[Info-vax] modern Fortran on VMS
Joukj
joukj at hrem.nano.tudelft.nl
Thu Feb 6 09:57:33 EST 2014
Phillip Helbig---undress to reply wrote:
> I don't know what Fortran is available on Itanium. I think essentially
> that which is available on Alpha, basically Fortran 95.
Correct
> If VMS is
> ported to some other hardware, then good compilers supporting the latest
> language standards would be nice to have. (Personally, Fortran 95 does
> almost all I need, though I did recently run across something which is
> more elegant using a Fortran2003 feature, though there is a workaround
> in Fortran95.
just curious what that might have been for you.

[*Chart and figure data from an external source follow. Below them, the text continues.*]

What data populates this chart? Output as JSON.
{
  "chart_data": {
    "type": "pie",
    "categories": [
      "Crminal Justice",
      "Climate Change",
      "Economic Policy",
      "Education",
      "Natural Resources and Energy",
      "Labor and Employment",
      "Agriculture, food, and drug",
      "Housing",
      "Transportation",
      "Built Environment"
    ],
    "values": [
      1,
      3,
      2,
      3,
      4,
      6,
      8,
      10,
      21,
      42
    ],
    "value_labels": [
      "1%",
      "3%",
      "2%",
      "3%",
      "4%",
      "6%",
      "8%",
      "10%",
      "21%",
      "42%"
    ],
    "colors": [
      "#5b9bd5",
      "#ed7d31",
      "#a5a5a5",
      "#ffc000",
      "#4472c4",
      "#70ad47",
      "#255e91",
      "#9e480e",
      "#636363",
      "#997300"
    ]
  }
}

The only thing I once needed from a newer Fortran-standard, was pointers
to subroutines/functions. However, a work-around using integer*8 and
DEC-pointers is easy.
> However, in general the latest standard should be
> supported.) Also, it might be nice to have some non-HP Fortran compiler
> on VMS which supports a newer standard. While I doubt the code would be
> as efficient and support for the VMS debugger would probably not be
> worth doing, it would be nice to be able to stay on VMS if one really
> needs more modern features (otherwise, the HP compiler could still be
> used, of course).
>
> The easiest way to do this would probably be to have some program which
> converts the Fortran source to some other language and compiles that.
> But this is also probably the worst solution.
UGH, the revival of f2c? I hated to work with that years ago, but did
not have an alternative on some machines lacking a Fortran-compiler.
Alternatively one could write some sort of preprocessor that rewrites
the "new" features into a standard F95 code which the HP-compiler can
handle (and optimize).
> Are the various bits and
> pieces documented well enough that someone with sufficient knowledge of
> VMS etc but with no non-public knowledge could produce a compiler which
> would produce object files from Fortran source directly, like the HP
> compiler does?
Even if you can find those people, I think the project will be huge and
only for less than 1% of the code that is to be written. I'm not sure if
that is worth the effort.
>
> Many people used to use Fortran on VMS, and VMS Fortran used to be the
> gold standard of Fortran compilers. Is there any hope of regaining at
> least some of that glory?
That was before they sold out to INTEL.